The Union Cabinet of the Government of India, led by Prime Minister Modi, has approved the introduction of the revamped Merchant Shipping Bill in Parliament. The Merchant Shipping Act of 1958 has been amended various times on previous occasions between 1966 and 2014. The provisions of the Act have been shortened and simplified in order to reduce regulation, increase transparency and promote effective delivery of services.
One of the significant reforms that will follow enactment of the Bill includes the introduction of welfare measures for seafarers. More than 400 Indian seafarers have been held hostage in Somalia and in the Gulf of Guinea in the past, some of those held by Somali pirates for more than four years. Among these, a small minority of seafarers have not been paid their wages by their owners and manning agents. There has been a growing consensus among the shipping fraternity to ensure that seafarers receive their wages for the full time that they are held in captivity.
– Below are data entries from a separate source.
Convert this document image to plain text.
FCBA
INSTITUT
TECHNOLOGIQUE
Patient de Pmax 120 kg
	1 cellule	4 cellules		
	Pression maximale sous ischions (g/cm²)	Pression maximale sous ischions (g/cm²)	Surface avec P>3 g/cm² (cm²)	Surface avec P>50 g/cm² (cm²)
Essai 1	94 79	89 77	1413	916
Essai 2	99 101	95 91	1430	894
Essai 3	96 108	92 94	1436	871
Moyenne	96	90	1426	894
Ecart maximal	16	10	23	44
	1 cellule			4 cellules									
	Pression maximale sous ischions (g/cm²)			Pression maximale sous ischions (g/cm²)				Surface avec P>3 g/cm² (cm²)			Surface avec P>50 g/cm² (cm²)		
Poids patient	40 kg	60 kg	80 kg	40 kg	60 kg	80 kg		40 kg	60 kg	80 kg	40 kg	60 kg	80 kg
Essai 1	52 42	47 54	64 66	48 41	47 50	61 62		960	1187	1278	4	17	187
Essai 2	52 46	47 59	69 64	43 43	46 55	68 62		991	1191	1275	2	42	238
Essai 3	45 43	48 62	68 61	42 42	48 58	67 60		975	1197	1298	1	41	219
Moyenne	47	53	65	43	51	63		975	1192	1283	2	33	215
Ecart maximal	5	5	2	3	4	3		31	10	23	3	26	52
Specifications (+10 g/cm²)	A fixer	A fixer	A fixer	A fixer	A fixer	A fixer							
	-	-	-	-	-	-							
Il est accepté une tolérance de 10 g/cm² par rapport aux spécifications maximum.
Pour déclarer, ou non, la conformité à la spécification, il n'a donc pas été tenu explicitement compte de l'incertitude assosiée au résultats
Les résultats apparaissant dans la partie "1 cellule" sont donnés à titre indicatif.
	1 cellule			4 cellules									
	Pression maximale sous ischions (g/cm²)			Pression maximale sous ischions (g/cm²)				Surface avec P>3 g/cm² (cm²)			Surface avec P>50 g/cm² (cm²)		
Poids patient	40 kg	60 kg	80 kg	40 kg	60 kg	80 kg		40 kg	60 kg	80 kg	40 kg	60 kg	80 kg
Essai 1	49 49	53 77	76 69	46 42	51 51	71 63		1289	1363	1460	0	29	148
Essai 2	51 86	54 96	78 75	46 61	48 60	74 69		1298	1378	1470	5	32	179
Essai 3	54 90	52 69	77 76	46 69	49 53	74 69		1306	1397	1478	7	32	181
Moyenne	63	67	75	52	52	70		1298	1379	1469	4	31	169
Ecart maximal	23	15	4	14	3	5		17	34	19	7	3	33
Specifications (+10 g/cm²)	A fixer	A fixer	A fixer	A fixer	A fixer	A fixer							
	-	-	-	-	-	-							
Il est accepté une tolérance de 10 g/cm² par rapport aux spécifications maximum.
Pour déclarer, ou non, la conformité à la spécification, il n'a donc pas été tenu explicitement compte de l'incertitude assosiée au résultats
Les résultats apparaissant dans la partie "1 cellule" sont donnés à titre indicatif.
The Government of India supports the introduction of the provision of wages from capture until release.
Chirag Bahri, ISWAN / MPHRP Regional Director for South Asia, welcomed the provisions of the revised Bill, thanked the Government and the Director General of Shipping, whose guidance and pro-active approach has greatly assisted seafarers. “As a former hostage, and having assisted many other hostages and families, I can say that the payment of wages and compensation have been the biggest concern for seafarers who are taken hostage. The poor state of the families when not paid by the owners has tremendously impacted on living conditions at home, with some of them even not able to send their children to school or even to pay their electricity bills. This distress adds greatly to their problems at a very difficult time, and delays the recovery of hostages who return to a family in desperate poverty.”
Roger Harris, Executive Director of ISWAN, said: “The unpaid seafarers, on return home from captivity, instead of relaxing and taking time to readjust to home life, have to spend their time making emotional appeals for help and running from pillar to post to secure their wages. Unfortunately, this is the case in some of the countries where we have assisted hostages and their families.”
The revamped Bill also strengthens regulation on Recruitment and Placement Services, or manning agents. Agencies recruiting seafarers will have to deposit a bank guarantee of up to four months salary with the Director General of Shipping to cover every seafarer they hire. The authority makes use of these funds in case of non-payment by the agency.